The Fed telah menetapkan pandangan dovish atau ekspansif dalam kebijakan moneter Bulan Februari 2021. Pernyataan ini dikeluarkan setelah rapat FOMC yang publikasinya resmi dikeluarkan 02.00 WIB hari ini bersama pidato Jerome Powell.

The Fed Masih Dovish

The Fed terlihat masih memiliki pandangan ekspansif terhadap kebijakan moneter ke depannya. Pandangan ini telah ditetapkan secara resmi melalui rapat FOMC atau komite pasar terbuka dari Bank Sentral Amerika.

Pandangan ini juga sudah ditegaskan oleh Jerome Powell, Gubernur Bank Sentral Amerika, melalui pidatonya setelah rapat FOMC dini hari ini. Saat ini Bank Sentral Amerika masih akan melanjutkan kebijakan ekspansifnya dan belum memperlihatkan tanda melambat.

Salah satu contoh nyatanya adalah melalui penetapan suku bunga acuan yang masih akan berada di sekitar 0% hingga 0,25% sepanjang Bulan Februari 2021 ini. Selain itu, kebijakan ekspansif melalui operasi pasar terbuka terlihat masih akan terus berlanjut.

Bank Sentral Amerika masih terlihat akan melanjutkan operasi pasar terbuka melalui pembelian obligasi bank swasta yang dikabarkan akan mencapai $120 Miliar per bulan. Transaksi ini terjadi bersama Joe Biden yang akan mengeluarkan dana stimulus sebesar $1,9 Miliar.

Oleh karena itu, kemungkinan besar ke depannya nilai dari Dolar Amerika akan terus bergerak turun.
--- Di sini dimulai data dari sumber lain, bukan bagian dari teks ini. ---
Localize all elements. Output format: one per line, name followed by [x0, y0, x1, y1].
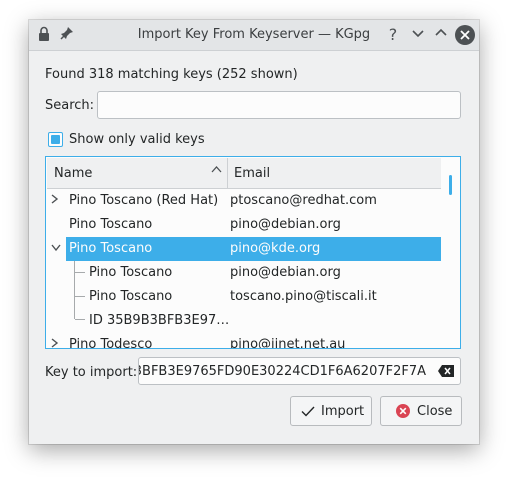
- chevron-down-icon[interactable]: [50, 241, 62, 255]
- close-circle-icon: [395, 403, 411, 419]
- tree-row[interactable]: Pino Toscano pino@debian.org: [47, 213, 441, 237]
- tree-header: Name Email: [47, 158, 441, 189]
- key-email: pino@debian.org: [230, 217, 341, 232]
- key-email: ptoscano@redhat.com: [230, 193, 377, 208]
- tree-row-selected[interactable]: Pino Toscano pino@kde.org: [47, 237, 441, 261]
- key-email: pino@iinet.net.au: [230, 337, 346, 349]
- uid-email: toscano.pino@tiscali.it: [230, 289, 377, 304]
- key-name: Pino Toscano: [69, 217, 153, 232]
- title-bar[interactable]: Import Key From Keyserver — KGpg ?: [29, 20, 479, 51]
- import-key-dialog: Import Key From Keyserver — KGpg ? Found…: [29, 20, 479, 444]
- show-valid-keys-label[interactable]: Show only valid keys: [69, 132, 205, 147]
- column-header-email[interactable]: Email: [234, 166, 270, 181]
- chevron-right-icon[interactable]: [50, 193, 62, 207]
- scrollbar-thumb[interactable]: [449, 175, 452, 195]
- key-name: Pino Toscano (Red Hat): [69, 193, 219, 208]
- subkey-id: ID 35B9B3BFB3E97…: [89, 313, 230, 328]
- tree-row[interactable]: Pino Toscano (Red Hat) ptoscano@redhat.c…: [47, 189, 441, 213]
- tree-row-child[interactable]: ID 35B9B3BFB3E97…: [47, 309, 441, 333]
- key-to-import-value: 9B3BFB3E9765FD90E30224CD1F6A6207F2F7A: [138, 364, 426, 379]
- key-email: pino@kde.org: [230, 241, 321, 256]
- key-to-import-field[interactable]: 9B3BFB3E9765FD90E30224CD1F6A6207F2F7A: [138, 357, 461, 385]
- maximize-icon[interactable]: [432, 26, 450, 44]
- clear-text-icon[interactable]: [438, 365, 454, 377]
- sort-ascending-icon: [211, 164, 222, 178]
- uid-email: pino@debian.org: [230, 265, 341, 280]
- import-button[interactable]: Import: [290, 396, 372, 426]
- key-name: Pino Toscano: [69, 241, 153, 256]
- close-window-icon[interactable]: [455, 25, 475, 45]
- checkmark-icon: [300, 403, 316, 419]
- tree-row-child[interactable]: Pino Toscano pino@debian.org: [47, 261, 441, 285]
- close-button-label: Close: [417, 404, 453, 419]
- show-valid-keys-checkbox[interactable]: [48, 132, 63, 147]
- import-button-label: Import: [321, 404, 365, 419]
- minimize-icon[interactable]: [409, 26, 427, 44]
- tree-row[interactable]: Pino Todesco pino@iinet.net.au: [47, 333, 441, 349]
- uid-name: Pino Toscano: [89, 265, 173, 280]
- uid-name: Pino Toscano: [89, 289, 173, 304]
- search-input[interactable]: [97, 91, 461, 119]
- header-divider: [227, 158, 228, 188]
- close-button[interactable]: Close: [380, 396, 462, 426]
- chevron-right-icon[interactable]: [50, 337, 62, 348]
- tree-row-child[interactable]: Pino Toscano toscano.pino@tiscali.it: [47, 285, 441, 309]
- checkbox-checkmark: [51, 135, 60, 144]
- key-list-tree[interactable]: Name Email Pino Toscano (Red Hat) ptosca…: [45, 156, 461, 349]
- help-icon[interactable]: ?: [384, 26, 402, 44]
- column-header-name[interactable]: Name: [54, 166, 92, 181]
- key-name: Pino Todesco: [69, 337, 153, 349]
- search-label: Search:: [45, 98, 95, 113]
- matching-keys-count: Found 318 matching keys (252 shown): [45, 67, 298, 82]
- key-to-import-label: Key to import:: [45, 365, 138, 380]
Hal ini disebabkan jumlahnya yang kemungkinan besar akan terus bertambah seiring berjalannya waktu.

Dampak terhadap Dolar Amerika

Pembukaan hari ini memperlihatkan bahwa Indeks Dolar Amerika (DXY) terbuka merendah dengan pergerakan turun yang masih membentuk candlestick merah hari ini. Pergerakan ini masih wajar akibat dampak dari berita yang terlihat signifikan.

Nampaknya pergerakan ini akan terus terjadi sehingga ke depannya nilai Dolar Amerika nampaknya akan terus tergerus oleh beberapa mata uang utama. Tetapi nampaknya aset umum lain seperti saham dan emas belum melihat dampaknya.

Baca juga: EURUSD Mulai Bergerak Naik Akibat Sentimen Data dan Pidato

Yang membuat korelasi negatif berkurang nampaknya adalah akibat dari pernyataan beberapa pihak dari pemerintah dan bank sentral. Beberapa pihak tersebut menyatakan bahwa perekonomian masih jauh dari pulih.

Mayoritas pihak tersebut menyatakan bahwa perekonomian tidak hanya akan bergantung pada vaksin. Namun, perekonomian juga bergantung pada persepsi masyarakat yang dipengaruhi oleh kekhawatiran individu.